Le Tribunal Administratif de Châlons-en-Champagne, statuant en référé, a fait droit à la demande de la commune de Troissy fondée sur l'article L. 511-9 du code de la construction et de l'habitation. Cette demande visait à faire désigner un expert pour examiner un immeuble appartenant à l'établissement Diderot Education, dont un mur d'enceinte s'est effondré sur la voie publique, présentant un danger pour la sécurité. Le juge a désigné un expert avec pour mission de constater l'état du bâtiment et d'évaluer la gravité du danger dans un délai de vingt-quatre heures. La décision a été prise sur le fondement des articles L. 511-9 du code de la construction et de l'habitation et R. 531-1 du code de justice administrative.
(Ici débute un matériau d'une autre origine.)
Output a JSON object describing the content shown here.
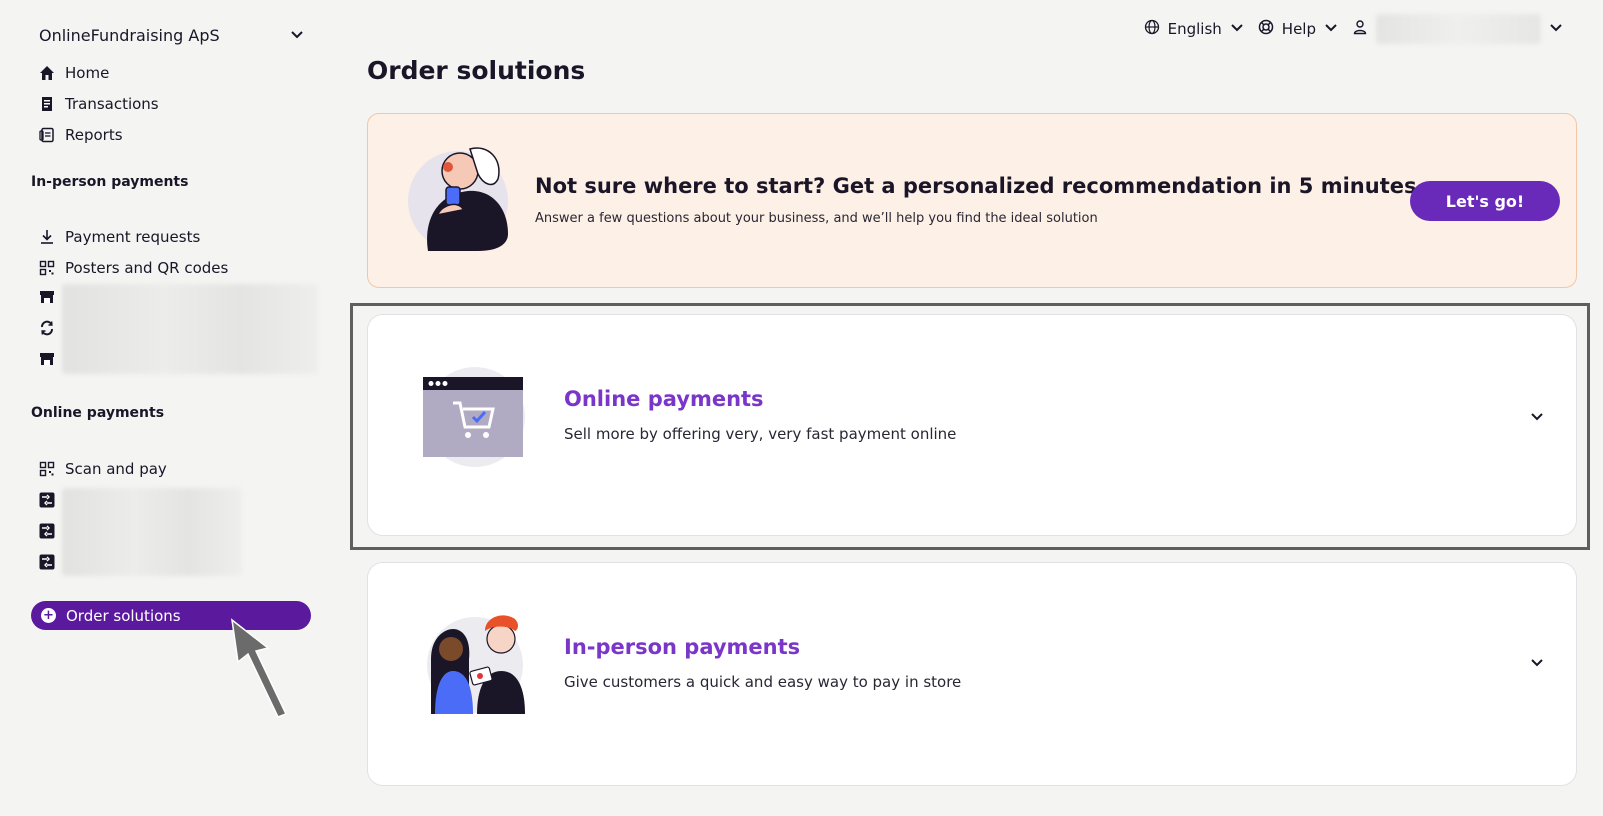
{
  "sidebar": {
    "org_name": "OnlineFundraising ApS",
    "nav": [
      {
        "label": "Home",
        "icon": "home-icon"
      },
      {
        "label": "Transactions",
        "icon": "receipt-icon"
      },
      {
        "label": "Reports",
        "icon": "reports-icon"
      }
    ],
    "in_person_label": "In-person payments",
    "in_person_items": [
      {
        "label": "Payment requests",
        "icon": "download-icon"
      },
      {
        "label": "Posters and QR codes",
        "icon": "qr-icon"
      }
    ],
    "online_label": "Online payments",
    "online_items": [
      {
        "label": "Scan and pay",
        "icon": "qr-icon"
      }
    ],
    "order_button": "Order solutions"
  },
  "topbar": {
    "language": "English",
    "help": "Help"
  },
  "main": {
    "title": "Order solutions",
    "promo": {
      "title": "Not sure where to start? Get a personalized recommendation in 5 minutes",
      "subtitle": "Answer a few questions about your business, and we’ll help you find the ideal solution",
      "button": "Let's go!"
    },
    "cards": [
      {
        "title": "Online payments",
        "subtitle": "Sell more by offering very, very fast payment online"
      },
      {
        "title": "In-person payments",
        "subtitle": "Give customers a quick and easy way to pay in store"
      }
    ]
  },
  "colors": {
    "accent": "#7a35c9",
    "sidebar_active": "#5b1a9e",
    "promo_bg": "#fdf0e6",
    "page_bg": "#f4f4f2"
  }
}
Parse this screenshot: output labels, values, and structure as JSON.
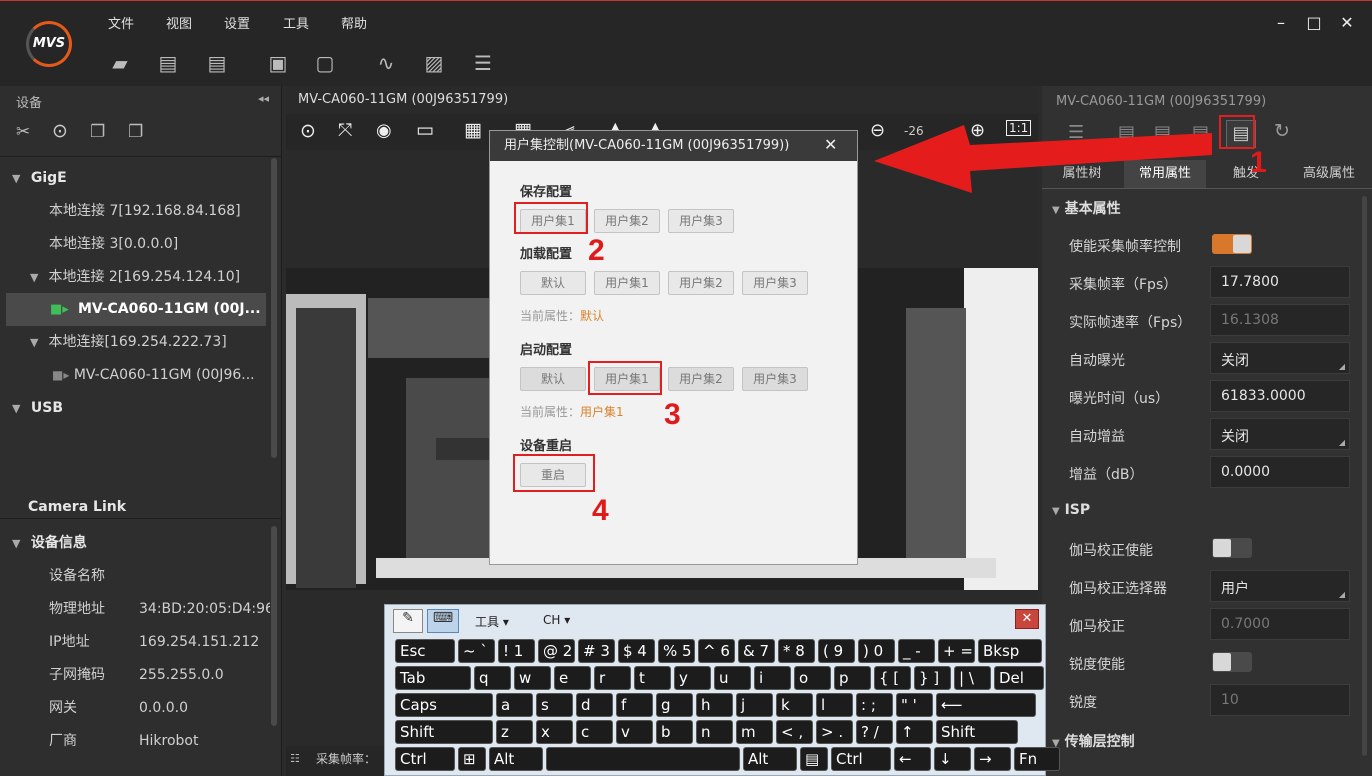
{
  "menu": [
    "文件",
    "视图",
    "设置",
    "工具",
    "帮助"
  ],
  "logo": "MVS",
  "left": {
    "header": "设备",
    "tree": [
      {
        "label": "GigE",
        "type": "section"
      },
      {
        "label": "本地连接 7[192.168.84.168]",
        "type": "item"
      },
      {
        "label": "本地连接 3[0.0.0.0]",
        "type": "item"
      },
      {
        "label": "本地连接 2[169.254.124.10]",
        "type": "group"
      },
      {
        "label": "MV-CA060-11GM (00J...",
        "type": "camera-selected"
      },
      {
        "label": "本地连接[169.254.222.73]",
        "type": "group"
      },
      {
        "label": "MV-CA060-11GM (00J96...",
        "type": "camera"
      },
      {
        "label": "USB",
        "type": "section"
      }
    ],
    "cameralink": "Camera Link",
    "info_header": "设备信息",
    "info": [
      {
        "k": "设备名称",
        "v": ""
      },
      {
        "k": "物理地址",
        "v": "34:BD:20:05:D4:96"
      },
      {
        "k": "IP地址",
        "v": "169.254.151.212"
      },
      {
        "k": "子网掩码",
        "v": "255.255.0.0"
      },
      {
        "k": "网关",
        "v": "0.0.0.0"
      },
      {
        "k": "厂商",
        "v": "Hikrobot"
      }
    ]
  },
  "center": {
    "tab": "MV-CA060-11GM (00J96351799)",
    "zoom": "-26",
    "status": "采集帧率："
  },
  "right": {
    "title": "MV-CA060-11GM (00J96351799)",
    "tabs": [
      "属性树",
      "常用属性",
      "触发",
      "高级属性"
    ],
    "basic_header": "基本属性",
    "props": [
      {
        "label": "使能采集帧率控制",
        "kind": "toggle",
        "on": true
      },
      {
        "label": "采集帧率（Fps）",
        "kind": "value",
        "value": "17.7800"
      },
      {
        "label": "实际帧速率（Fps）",
        "kind": "dim",
        "value": "16.1308"
      },
      {
        "label": "自动曝光",
        "kind": "select",
        "value": "关闭"
      },
      {
        "label": "曝光时间（us）",
        "kind": "value",
        "value": "61833.0000"
      },
      {
        "label": "自动增益",
        "kind": "select",
        "value": "关闭"
      },
      {
        "label": "增益（dB）",
        "kind": "value",
        "value": "0.0000"
      }
    ],
    "isp_header": "ISP",
    "isp": [
      {
        "label": "伽马校正使能",
        "kind": "toggle",
        "on": false
      },
      {
        "label": "伽马校正选择器",
        "kind": "select",
        "value": "用户"
      },
      {
        "label": "伽马校正",
        "kind": "dim",
        "value": "0.7000"
      },
      {
        "label": "锐度使能",
        "kind": "toggle",
        "on": false
      },
      {
        "label": "锐度",
        "kind": "dim",
        "value": "10"
      }
    ],
    "transport_header": "传输层控制"
  },
  "dialog": {
    "title": "用户集控制(MV-CA060-11GM (00J96351799))",
    "save_header": "保存配置",
    "save_btns": [
      "用户集1",
      "用户集2",
      "用户集3"
    ],
    "load_header": "加载配置",
    "load_btns": [
      "默认",
      "用户集1",
      "用户集2",
      "用户集3"
    ],
    "current_label": "当前属性：",
    "load_current": "默认",
    "startup_header": "启动配置",
    "startup_btns": [
      "默认",
      "用户集1",
      "用户集2",
      "用户集3"
    ],
    "startup_current": "用户集1",
    "reboot_header": "设备重启",
    "reboot_btn": "重启"
  },
  "annotations": [
    "1",
    "2",
    "3",
    "4"
  ],
  "keyboard": {
    "tools": "工具",
    "lang": "CH",
    "rows": [
      [
        "Esc",
        "~ `",
        "! 1",
        "@ 2",
        "# 3",
        "$ 4",
        "% 5",
        "^ 6",
        "& 7",
        "* 8",
        "( 9",
        ") 0",
        "_ -",
        "+ =",
        "Bksp"
      ],
      [
        "Tab",
        "q",
        "w",
        "e",
        "r",
        "t",
        "y",
        "u",
        "i",
        "o",
        "p",
        "{ [",
        "} ]",
        "| \\",
        "Del"
      ],
      [
        "Caps",
        "a",
        "s",
        "d",
        "f",
        "g",
        "h",
        "j",
        "k",
        "l",
        ": ;",
        "\" '",
        "⟵"
      ],
      [
        "Shift",
        "z",
        "x",
        "c",
        "v",
        "b",
        "n",
        "m",
        "< ,",
        "> .",
        "? /",
        "↑",
        "Shift"
      ],
      [
        "Ctrl",
        "⊞",
        "Alt",
        "",
        "Alt",
        "▤",
        "Ctrl",
        "←",
        "↓",
        "→",
        "Fn"
      ]
    ]
  },
  "colors": {
    "accent": "#e55a1b",
    "red": "#e02020",
    "bg": "#2b2b2b"
  }
}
Le Tribunal Administratif de Châlons-en-Champagne a rejeté la requête de M. A, ressortissant bangladais, qui demandait l'annulation de son autorisation provisoire de séjour du 3 septembre 2024. Le tribunal a relevé d'office l'irrecevabilité des conclusions, considérant que cette autorisation est un acte favorable ne faisant pas grief, car elle permet au requérant de se maintenir sur le territoire pendant l'examen de sa demande de titre de séjour. Les circonstances de précarité ou de délai alléguées sont sans incidence sur ce caractère. En conséquence, les conclusions à fin d'annulation, d'injonction et au titre des frais de justice ont été rejetées, sans application de textes spécifiques autres que le code de justice administrative.